Puis constater qu'il y a plusieurs Suisse : celle dessinée par les régions linguistiques mais surtout le fossé qui sépare les villes des campagnes. Une Suisse confiante et une Suisse méfiante. Celle de ceux qui sont en charge de faire fonctionner le pays avec la part de compromis parfois douloureux que cela implique et ceux qui s'offrent le plaisir de coups de gueule dont d'autres devront gérer les conséquences. 

C'est là que se trouve l'énorme paradoxe : il reviendra à ceux qui se sont le plus engagés contre l'initiative de gérer les conséquences de son acceptation. Sauf à jouer la politique du pire, ils seront contraints de se battre pour donner raison aux initiants qui affirment que l'on peut tout renégocier avec l'UE et que l'initiative va faire du bien à notre pays. C'est certainement ce profond malaise qu'a voulu exprimer assez logiquement le PLR suisse en proposant de confier à M. Blocher le soin l'aller négocier à Bruxelles les suites de son initiative. Un Blocher qui, il n'y a pas si longtemps, ne jurait que par une voie bilatérale qu'il saccage actuellement. 

21/08/2013

Le SIT préfère l’assistance au travail

Camouflé derrière la défense des travailleurs et des chômeurs, soutenu par SolidaritéS comme la corde soutient le pendu, le Syndicat indépendant des Travailleurs (SIT) cherche à détruire les efforts faits pour remettre au travail les chômeurs en fin de droits ou ceux qui ont été exclu du monde du travail. Pour le SIT, mieux vaut l’assistanat que le travail tel que le propose l’association Partage. Je suis allé à leur rencontre et me suis informé de leurs activités il y a plusieurs mois. Vincent Gall, Marc Nobs et leur équipe font un travail remarquable pour redonner une dignité par l’emploi. Les missions que réalisent les collaborateurs de Partage respectent les principes du développement durable et sont fondamentalement utiles à la société tout entière : collecte écologique des déchets dans plusieurs communes, récolte, conditionnement et redistribution des restes alimentaires aux associations d’intérêt public, transport des objets trouvés des postes de police vers le bureau des objets trouvés de Rive (alors que jusqu'à présent, des policiers et leurs véhicules étaient mobilisés pour cela).
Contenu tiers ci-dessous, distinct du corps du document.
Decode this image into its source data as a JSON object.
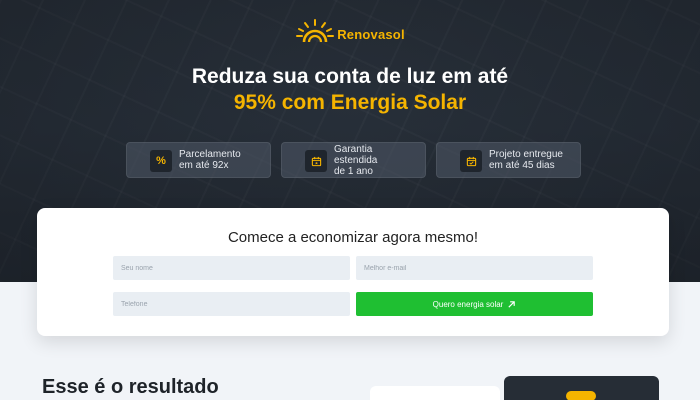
{
  "brand": {
    "name": "Renovasol",
    "accent": "#f5b400",
    "icon": "sun-logo-icon"
  },
  "hero": {
    "headline_line1": "Reduza sua conta de luz em até",
    "headline_line2": "95% com Energia Solar"
  },
  "features": [
    {
      "icon": "percent-icon",
      "line1": "Parcelamento",
      "line2": "em até 92x"
    },
    {
      "icon": "shield-calendar-icon",
      "line1": "Garantia estendida",
      "line2": "de 1 ano"
    },
    {
      "icon": "calendar-check-icon",
      "line1": "Projeto entregue",
      "line2": "em até 45 dias"
    }
  ],
  "form": {
    "title": "Comece a economizar agora mesmo!",
    "name_placeholder": "Seu nome",
    "email_placeholder": "Melhor e-mail",
    "phone_placeholder": "Telefone",
    "submit_label": "Quero energia solar",
    "submit_icon": "arrow-up-right-icon",
    "submit_color": "#1fbf32"
  },
  "results": {
    "title": "Esse é o resultado"
  }
}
C’est malheureusement une tendance générale à Genève :  ceux qui vivent de la crise cherchent à la prolonger. Le SIT pense être plus fort quand le chômage est élevé, quand les projets de reinsertion ne fonctionnent pas. De même, l’Asloca trouve un peu trop sa raison d’être dans la crise du logement,  ses spadassins font tout pour bloquer les projets de construction ou congeler le marché immobilier à l’aide de la funeste LDTR.

 Je suis convaincu qu’il existe une troisième voie entre l’assistanat qui rend passif et le capitalisme sauvage. Une économie profitable qui n’oublie pas l’Humain. C’est, entre autres, l’Economie Sociale et Solidaire. Encore faudrait-il que les conservateurs de tous bords ne la sabottent pas pendant son adolescence.